A FAINA MAIOR

Naquela tarde a Joana chegara a casa acompanhada de três colegas.

- Boa tarde, Avózinha - exclama indo beijar as faces enrugadas da velhota que estava sentada numa cadeira de “tabua”, baixa, a fazer umas peúgas de lã! Era um velho hábito que lhe ficara dessa vida do mar, em que levava horas e horas a “tricotar”, para fazer as dúzias de meias grossas que eram necessárias, e que o avô levava para aqueles mares gelados, perto do Pólo Norte.

Sentada com as suas lunetas na ponta do nariz, junto a uma mesa redonda, donde se via um candeeiro eléctrico iluminado, e sobre ela, um álbum de fotografias. Era enternecedor, ver como avó ainda fazia lindas rendas e vistosas malhas arrendadas naquela idade!...

Mas avó... ainda vê fazer “tricot”? A luz está fraca e dá cabo da vista!

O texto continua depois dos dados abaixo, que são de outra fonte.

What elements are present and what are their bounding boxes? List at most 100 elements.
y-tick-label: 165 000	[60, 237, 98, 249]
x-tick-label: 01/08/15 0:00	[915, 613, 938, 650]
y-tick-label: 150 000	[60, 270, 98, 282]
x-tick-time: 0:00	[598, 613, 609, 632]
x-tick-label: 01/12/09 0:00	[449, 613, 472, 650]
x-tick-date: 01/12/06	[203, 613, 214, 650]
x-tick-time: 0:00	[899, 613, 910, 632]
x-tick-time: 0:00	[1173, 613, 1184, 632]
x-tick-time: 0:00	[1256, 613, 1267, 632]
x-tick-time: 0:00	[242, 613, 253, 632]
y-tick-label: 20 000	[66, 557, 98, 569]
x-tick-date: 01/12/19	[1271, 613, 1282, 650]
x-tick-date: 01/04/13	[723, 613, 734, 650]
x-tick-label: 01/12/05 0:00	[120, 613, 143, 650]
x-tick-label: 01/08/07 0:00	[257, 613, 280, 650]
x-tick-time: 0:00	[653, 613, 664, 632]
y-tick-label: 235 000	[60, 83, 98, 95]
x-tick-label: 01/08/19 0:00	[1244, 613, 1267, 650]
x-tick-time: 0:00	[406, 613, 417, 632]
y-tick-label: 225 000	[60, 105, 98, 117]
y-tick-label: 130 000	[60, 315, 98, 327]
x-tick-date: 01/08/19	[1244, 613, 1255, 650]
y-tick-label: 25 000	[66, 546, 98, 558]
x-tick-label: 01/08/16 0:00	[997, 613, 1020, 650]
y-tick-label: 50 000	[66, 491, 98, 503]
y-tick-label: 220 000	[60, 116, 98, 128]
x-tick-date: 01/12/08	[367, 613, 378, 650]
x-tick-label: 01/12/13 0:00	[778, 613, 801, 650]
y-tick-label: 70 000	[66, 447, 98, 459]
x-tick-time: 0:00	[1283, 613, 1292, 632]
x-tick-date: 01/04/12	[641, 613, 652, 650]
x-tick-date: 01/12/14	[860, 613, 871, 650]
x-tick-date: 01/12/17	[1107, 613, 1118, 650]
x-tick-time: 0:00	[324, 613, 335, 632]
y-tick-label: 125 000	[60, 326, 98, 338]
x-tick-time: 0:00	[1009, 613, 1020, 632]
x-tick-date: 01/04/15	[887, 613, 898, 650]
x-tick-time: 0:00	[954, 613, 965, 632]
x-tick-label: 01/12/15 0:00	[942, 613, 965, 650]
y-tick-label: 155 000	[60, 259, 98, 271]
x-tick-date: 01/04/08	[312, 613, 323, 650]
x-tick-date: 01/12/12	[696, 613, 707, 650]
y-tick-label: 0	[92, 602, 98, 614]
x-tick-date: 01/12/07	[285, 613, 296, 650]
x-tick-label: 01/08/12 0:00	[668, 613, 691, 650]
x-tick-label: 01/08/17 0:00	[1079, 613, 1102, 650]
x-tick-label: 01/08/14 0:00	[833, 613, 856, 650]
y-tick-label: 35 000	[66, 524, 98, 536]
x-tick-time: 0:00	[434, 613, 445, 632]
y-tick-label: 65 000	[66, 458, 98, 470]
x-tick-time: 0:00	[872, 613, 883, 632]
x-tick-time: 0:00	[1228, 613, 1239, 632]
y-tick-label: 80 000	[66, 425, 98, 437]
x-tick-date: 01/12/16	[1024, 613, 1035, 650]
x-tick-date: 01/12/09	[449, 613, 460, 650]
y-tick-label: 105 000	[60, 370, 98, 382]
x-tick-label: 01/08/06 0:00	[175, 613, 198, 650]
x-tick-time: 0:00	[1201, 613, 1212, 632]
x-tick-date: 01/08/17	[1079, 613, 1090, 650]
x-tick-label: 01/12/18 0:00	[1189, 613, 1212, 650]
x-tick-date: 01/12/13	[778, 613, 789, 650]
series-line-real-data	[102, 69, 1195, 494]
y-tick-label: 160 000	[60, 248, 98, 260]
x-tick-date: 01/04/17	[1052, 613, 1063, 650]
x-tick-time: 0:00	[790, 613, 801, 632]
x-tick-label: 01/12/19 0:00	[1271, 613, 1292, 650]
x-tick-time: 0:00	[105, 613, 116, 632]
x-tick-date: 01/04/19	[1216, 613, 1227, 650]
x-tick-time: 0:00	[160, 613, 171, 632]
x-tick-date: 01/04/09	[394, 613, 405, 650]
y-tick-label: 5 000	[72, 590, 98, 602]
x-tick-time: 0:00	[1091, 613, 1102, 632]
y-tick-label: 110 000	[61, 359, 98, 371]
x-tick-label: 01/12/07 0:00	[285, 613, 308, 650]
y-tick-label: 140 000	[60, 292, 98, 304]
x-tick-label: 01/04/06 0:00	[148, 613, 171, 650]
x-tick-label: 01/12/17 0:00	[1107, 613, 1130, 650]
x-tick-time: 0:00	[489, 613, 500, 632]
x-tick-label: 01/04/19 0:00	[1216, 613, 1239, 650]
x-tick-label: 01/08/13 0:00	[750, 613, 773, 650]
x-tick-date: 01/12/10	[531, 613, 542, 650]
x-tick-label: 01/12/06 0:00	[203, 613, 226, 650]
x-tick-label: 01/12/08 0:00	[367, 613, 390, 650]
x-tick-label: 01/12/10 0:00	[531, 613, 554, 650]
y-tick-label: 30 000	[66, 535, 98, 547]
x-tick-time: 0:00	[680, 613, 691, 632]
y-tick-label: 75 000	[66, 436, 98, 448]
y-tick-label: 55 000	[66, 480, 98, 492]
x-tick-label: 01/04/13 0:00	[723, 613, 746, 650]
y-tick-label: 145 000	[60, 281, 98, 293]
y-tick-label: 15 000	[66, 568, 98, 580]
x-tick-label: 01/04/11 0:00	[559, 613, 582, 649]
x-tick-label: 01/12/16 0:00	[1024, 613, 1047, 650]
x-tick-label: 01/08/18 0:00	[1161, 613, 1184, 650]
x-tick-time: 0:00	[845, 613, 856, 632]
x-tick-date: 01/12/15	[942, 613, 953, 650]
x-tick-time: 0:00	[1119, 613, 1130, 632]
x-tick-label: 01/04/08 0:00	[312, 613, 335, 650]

Fora habituada a grandes poupanças e ainda conservava o grande “espírito de produzir e aproveitar tudo.” Imaginem!...Até os lençóis eram “arremendados” Igualmente estava habituada a deitar “fundilhos” nas calças de mar e terra do avô... E quantas vezes me resmungava:

- Estão mal habituadas, as minhas netas! Têm fartura... mas dantes...era uma vida de miséria...por isso, o avô, tal como outros pescadores algarvios, iam para a pesca do bacalhau nos bancos longínquos da Groenlândia e Terra Nova, porque era a única alternativa que tinham a uma vida sem ganhos, de fome, de miséria e de sacrifícios. Por outro lado, tinham muitos filhos para sustentar e os ganhos escasseavam ao longo da nossa costa marítima. Eram homens valentes que desde pequenos se habituaram a desafiar o mar, sem receio de deixar nele a própria vida! E lá iam aos mares da Beirinha, do Charnal, desafiando o mar em todo o litoral, e indo até mais longe, nos descobrimentos, ao Brasil, a Marrocos sempre a pescar... mas aquela na luta do seu ganha-pão – a da faina bacalhoeira, era sem dúvida uma vida de escravidão! Quantos não tiveram que ir na tenra idade para essa vida? Quantos perderam os pais no alto mar? E quantas noivas ficaram por casar? Quantas mães sem os filhos? Quantos lares desfeitos, como a espuma?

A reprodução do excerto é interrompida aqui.